Alas, it is not cheap; I wish I were allowed to post a link to a free PDF of Chapter 10.
GCM – your series is appreciated!
Am reading the 13 page PDF now
Thanks
Charles Darwin seems to have had a thing for coral.His theory on the formation of coral atolls first explained how they form. Coral polyps can only live in a certain depth of water, and he realized that as an island slowly subsides the polyps maintain their growth by building upon the coral that has subsided, so maintaining the optimal zone for growth. He developed his theory while still on the Beagle.
https://en.wikipedia.org/wiki/The_Structure_and_Distribution_of_Coral_Reefs#Theory_of_coral_atoll_formation
I watched “Reefer Madness” recently. It wasn’t about coral, atoll.
😀
You should have inhaled. That makes it much clearer.
(Darwin considered himself as a geologist more than a biologist.)
Inhale? My presidential gravitas would go up in smoke!
Here’s one that should have been picked up in proofreading/review. “Suppose we hear
that a friend has borne male twins. Are
they identical? If so, the probability that
they are both boys is 0.5,…”.
Since we’ve already been told they are male twins the probability they are both boys is 1.
Thank you very much for the series. I’m reading the pdf now, and the section on the apparent linearity of evolution really reminds me of field theories used in physics, at least in the case where there is no potential function.

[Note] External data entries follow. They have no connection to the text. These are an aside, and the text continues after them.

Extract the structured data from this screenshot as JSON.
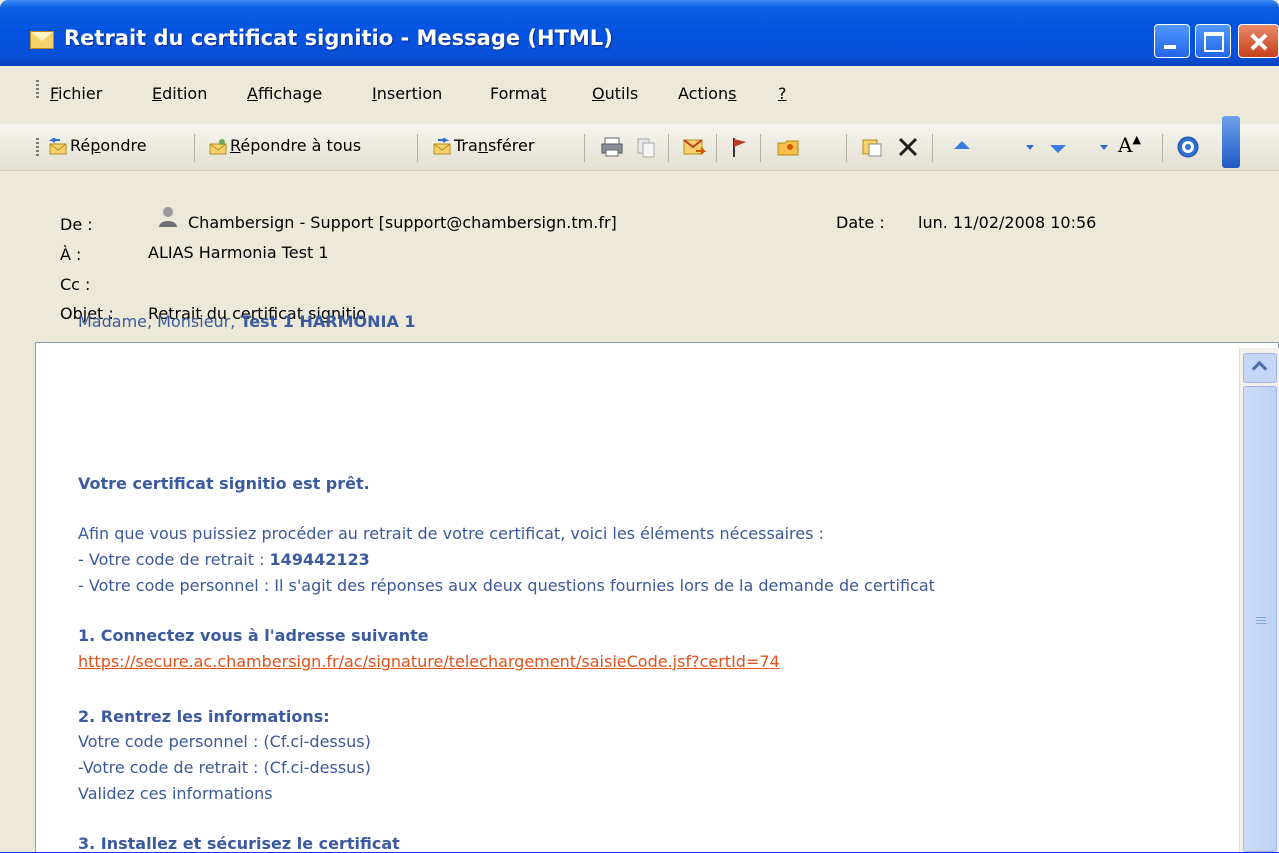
{
  "window": {
    "title": "Retrait du certificat signitio - Message (HTML)"
  },
  "menu": {
    "items": [
      {
        "pre": "",
        "acc": "F",
        "post": "ichier"
      },
      {
        "pre": "",
        "acc": "E",
        "post": "dition"
      },
      {
        "pre": "",
        "acc": "A",
        "post": "ffichage"
      },
      {
        "pre": "",
        "acc": "I",
        "post": "nsertion"
      },
      {
        "pre": "Forma",
        "acc": "t",
        "post": ""
      },
      {
        "pre": "",
        "acc": "O",
        "post": "utils"
      },
      {
        "pre": "Action",
        "acc": "s",
        "post": ""
      },
      {
        "pre": "",
        "acc": "?",
        "post": ""
      }
    ]
  },
  "toolbar": {
    "reply": {
      "pre": "Ré",
      "acc": "p",
      "post": "ondre"
    },
    "reply_all": {
      "pre": "",
      "acc": "R",
      "post": "épondre à tous"
    },
    "forward": {
      "pre": "Tra",
      "acc": "n",
      "post": "sférer"
    },
    "font_size_label": "A"
  },
  "header": {
    "from_label": "De :",
    "from_value": "Chambersign - Support [support@chambersign.tm.fr]",
    "date_label": "Date :",
    "date_value": "lun. 11/02/2008 10:56",
    "to_label": "À :",
    "to_value": "ALIAS Harmonia Test 1",
    "cc_label": "Cc :",
    "cc_value": "",
    "subject_label": "Objet :",
    "subject_value": "Retrait du certificat signitio"
  },
  "body": {
    "greeting": "Madame, Monsieur, ",
    "greeting_name": "Test 1 HARMONIA 1",
    "ready": "Votre certificat signitio est prêt.",
    "intro": "Afin que vous puissiez procéder au retrait de votre certificat, voici les éléments nécessaires :",
    "code_retrait_label": "- Votre code de retrait : ",
    "code_retrait_value": "149442123",
    "code_personnel": "- Votre code personnel : Il s'agit des réponses aux deux questions fournies lors de la demande de certificat",
    "step1": "1. Connectez vous à l'adresse suivante",
    "link": "https://secure.ac.chambersign.fr/ac/signature/telechargement/saisieCode.jsf?certId=74",
    "step2": "2. Rentrez les informations:",
    "step2_line1": "Votre code personnel : (Cf.ci-dessus)",
    "step2_line2": "-Votre code de retrait : (Cf.ci-dessus)",
    "step2_line3": "Validez ces informations",
    "step3": "3. Installez et sécurisez le certificat"
  },
  "colors": {
    "body_text": "#3b5998",
    "link": "#e3501a",
    "titlebar": "#0453e0"
  }
}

Will attempt to answer the questions after reading the paper.
1. What was Edwards’ purpose in writing this paper?
The purpose was to point out parsimony does not arise from assumptions purely philosophical in nature (e.g. Occam’s razor) while constructing evolutionary histories, but rather originates from statistics and probabilistic arguments.
2. What is Ockham’s razor? What is the “Darwin principle”? What is the relationship between them?
Occam’s razor is a philosophical principle which states that there should be no unnecessary assumptions in a theory. The Darwin principle is that life has a single origin. Occam’s razor is one of the justifications for the Darwin principle, as a single origin has fewer unnecessary assumptions.
3. What are some of the various ways in which a method of minimum evolution may be used to estimate phylogeny? What, according to Edwards, is the justification for any of these methods?
Phylogeny can be estimated with minimum mutation distance, discrete probability models, or phylogenetic systematics. Probability arguments justify these methods.
Ockham’s Razor, I believe, started out as a theological affirmation to the effect that simple explanations were preferred because the deity did not tolerate inefficiency. It was much after Newton that the dictum transformed into a scientific working procedure that demanded to formulation of simple explanations that simultaneously conformed to the facts and presented as few untested assumptions — and these plausible — as possible because this led to quicker resolutions. Theology has done a complete about-face and now considers, not the Razor’s affirmation of the simplicity of nature, but rather its complexity and superfluity, as evidence for the deity.
Ockham was not claiming that nature always follows the simplest course, nor that a simple explanation trumps a better, more complex one; nor yet that simplicity should overrule the need to explain all the data. Rather, he was advocating that one should not propose any more causes than are necessary to account for any phenomenon.
He wrote (translated): “Nothing ought to be posited without a reason given, unless it is self-evident or known by experience or proved by the authority of Sacred Scripture.”